Politics

Another Sneaky Attempt to Ban State Regulated Online Gaming?

A letter being circulated on Capitol Hill by Rep. Brian Fitzpatrick (R-PA) asks the the Department of Justice (DOJ) to unilaterally, without any involvement from Congress, ban state-regulated online gaming by changing the 2011 interpretation of the federal Wire Act of 1961. If Attorney General Jeff Sessions were to hand down an interpretation that the Wire Act prohibits all 50 states from allowing regulated online gaming, as Rep. Fitzpatrick reportedly is asking, it would impose a federal ban in all 50 states. States that allow and prohibit online gaming would have their laws overturned, in violation of the Tenth Amendment, by one unilateral action of the federal DOJ. Even Rep. Fitzpatrick’s own state of Pennsylvania would be undermined in its effort to allow online gaming.

Banning state-regulated online gaming has for years been the personal goal of one billionaire casino owner, Sheldon Adelson. Having donated tens of millions to Republican candidates for Congress and the Senate, Adelson has sought to federally ban states from allowing online gaming in order to protect the financial viability of his brick-and-mortar casinos in Las Vegas and Atlantic City. Adelson’s million in political donations have bought him many attempts from Senators and members of Congress to push through this “crony capitalist” benefit protecting his casinos from competition by online casinos.

Rep. Fitzpatrick joins Rep. Charles Dent (R-PA) and his brother, former Rep. Michael Fitzpatrick, who represented the same district in Congress as Brian Fitzpatrick, in pursuing this issue on behalf of Adelson. Rep. Dent is reportedly trying to sneak RAWA into law by inserting it into one of the major spending bills Congress must pass before the end of this year. In 2016, Michael Fitzpatrick introduced HR 6543, a bill almost almost identical to the Restoration of America’s Wire Act (RAWA) that was introduced in Congress in 2014 by Rep. Jason Chaffetz (R-UT) and Sen. Lindsey Graham (R-SC).

Both Rep. Fitzpatrick and his former Congressman brother are well connected to Mr. Adelson. As Jessica Welman, writing for Play Pennsylvania reports, during the 2012 election, the Republican Jewish Coalition held campaign events in Pennsylvania to support Fitzpatrick and other members of Congress. Adelson was a major contributor to these events.

When Rep.
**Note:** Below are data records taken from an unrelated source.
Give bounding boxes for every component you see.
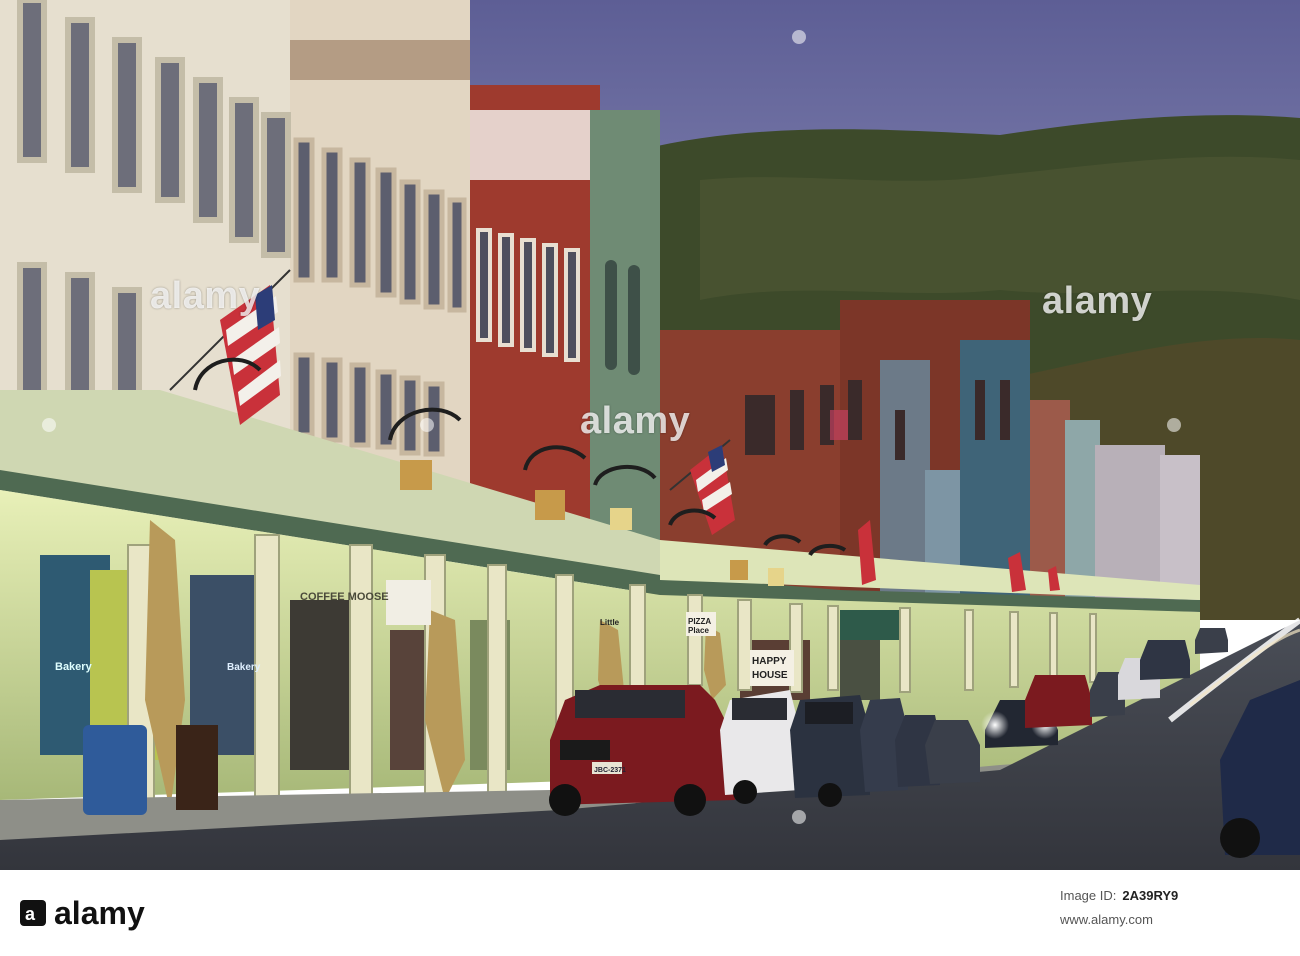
blue-barrel <box>83 725 147 815</box>
watermark-text: alamy <box>150 275 261 317</box>
site-url[interactable]: www.alamy.com <box>1060 912 1153 927</box>
white-suv <box>720 690 800 804</box>
place-sign: Place <box>688 626 709 635</box>
watermark-text: alamy <box>580 400 691 442</box>
license-plate: JBC-2371 <box>594 767 626 774</box>
dark-sedan <box>790 695 870 807</box>
bakery-neon-sign-2: Bakery <box>227 662 261 673</box>
image-id-label: Image ID: <box>1060 888 1117 903</box>
watermark-dot <box>420 418 434 432</box>
svg-text:alamy: alamy <box>54 895 145 931</box>
happy-sign: HAPPY <box>752 656 787 667</box>
watermark-dot <box>792 30 806 44</box>
little-sign: Little <box>600 618 620 627</box>
street-photo: COFFEE MOOSE Bakery Bakery HAPPY HOUSE P… <box>0 0 1300 870</box>
coffee-moose-sign: COFFEE MOOSE <box>300 591 389 603</box>
bakery-neon-sign: Bakery <box>55 661 93 673</box>
image-id: Image ID: 2A39RY9 <box>1060 888 1178 903</box>
red-suv: JBC-2371 <box>549 685 735 816</box>
image-id-value: 2A39RY9 <box>1122 888 1179 903</box>
watermark-dot <box>42 418 56 432</box>
banner-sign <box>386 580 431 625</box>
watermark-dot <box>1167 418 1181 432</box>
trash-can <box>176 725 218 810</box>
pizza-sign: PIZZA <box>688 617 711 626</box>
house-sign: HOUSE <box>752 670 788 681</box>
stock-photo-page: COFFEE MOOSE Bakery Bakery HAPPY HOUSE P… <box>0 0 1300 956</box>
watermark-dot <box>792 810 806 824</box>
alamy-logo: a alamy <box>20 895 145 931</box>
svg-text:a: a <box>25 904 36 924</box>
watermark-text: alamy <box>1042 280 1153 322</box>
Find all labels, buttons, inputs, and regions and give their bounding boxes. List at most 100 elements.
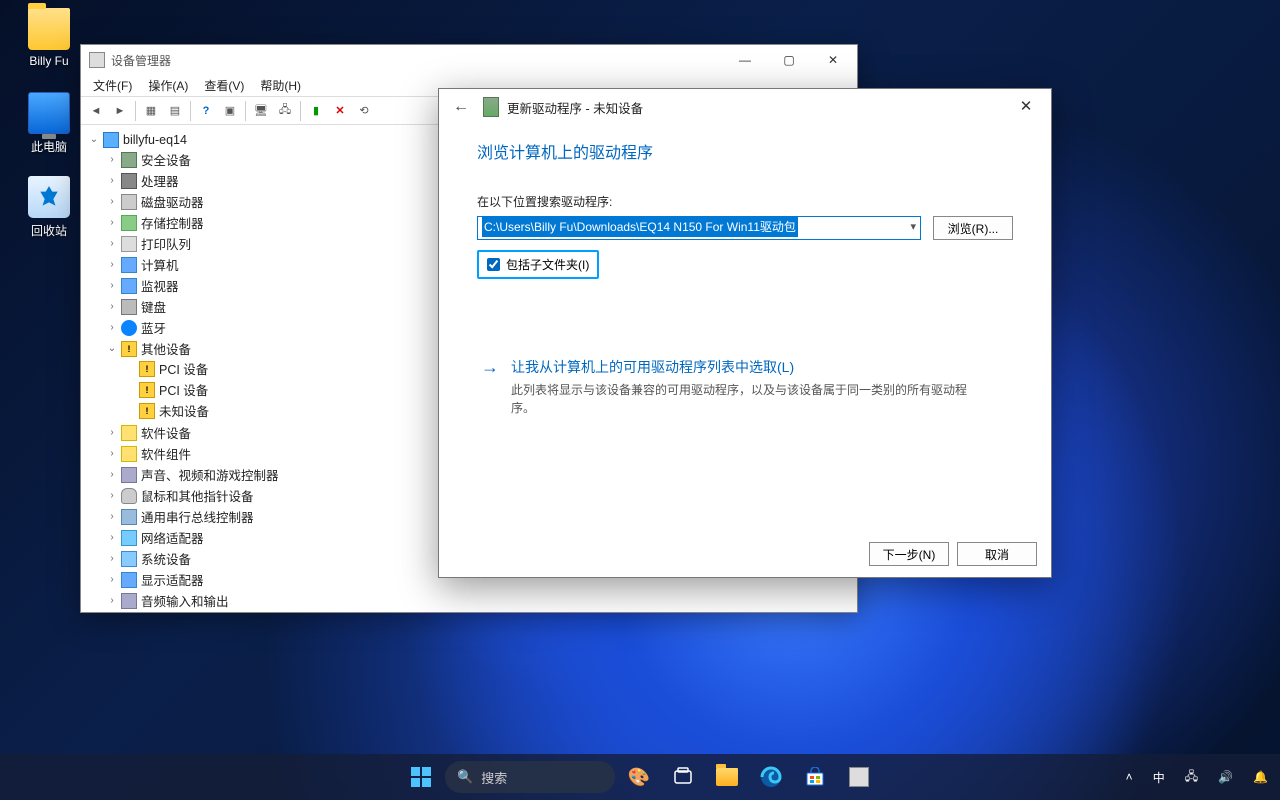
tree-node[interactable]: 显示适配器 xyxy=(141,570,204,589)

Michael Fitzpatrick opted to not seek re-election in 2016, his brother Brian Fitzpatrick ran for and got elected from the same district that year. The letter reportedly circulated by Rep. Fitzpatrick asks the DOJ to overturn the gaming laws of all 50 states to federally ban state-regulated online gaming to protect the financial interests of one billionaire casino owner. That one billionaire also happens to have donated gigantic sums of money to Republican candidates for federal office as well as several Republican Super PACs that support those candidates.

This latest effort by Rep. Fitzpatrick, like all the previous efforts to advance RAWA and bills like it, needs to be defeated. The right of the states to decide whether to allow or ban online gaming is clear under the Tenth Amendment. These members of Congress, including Rep. Fitzpatrick, have taken an oath to abide by and uphold the Constitution of our great country, and they need to do just that by making sure any effort to federally overturn the online gaming laws of the 50 states is stopped.

The desires, and protection of the financial interests, of one billionaire casino owner, should not trump the Constitutional rights of all 50 states and the American people that live in them.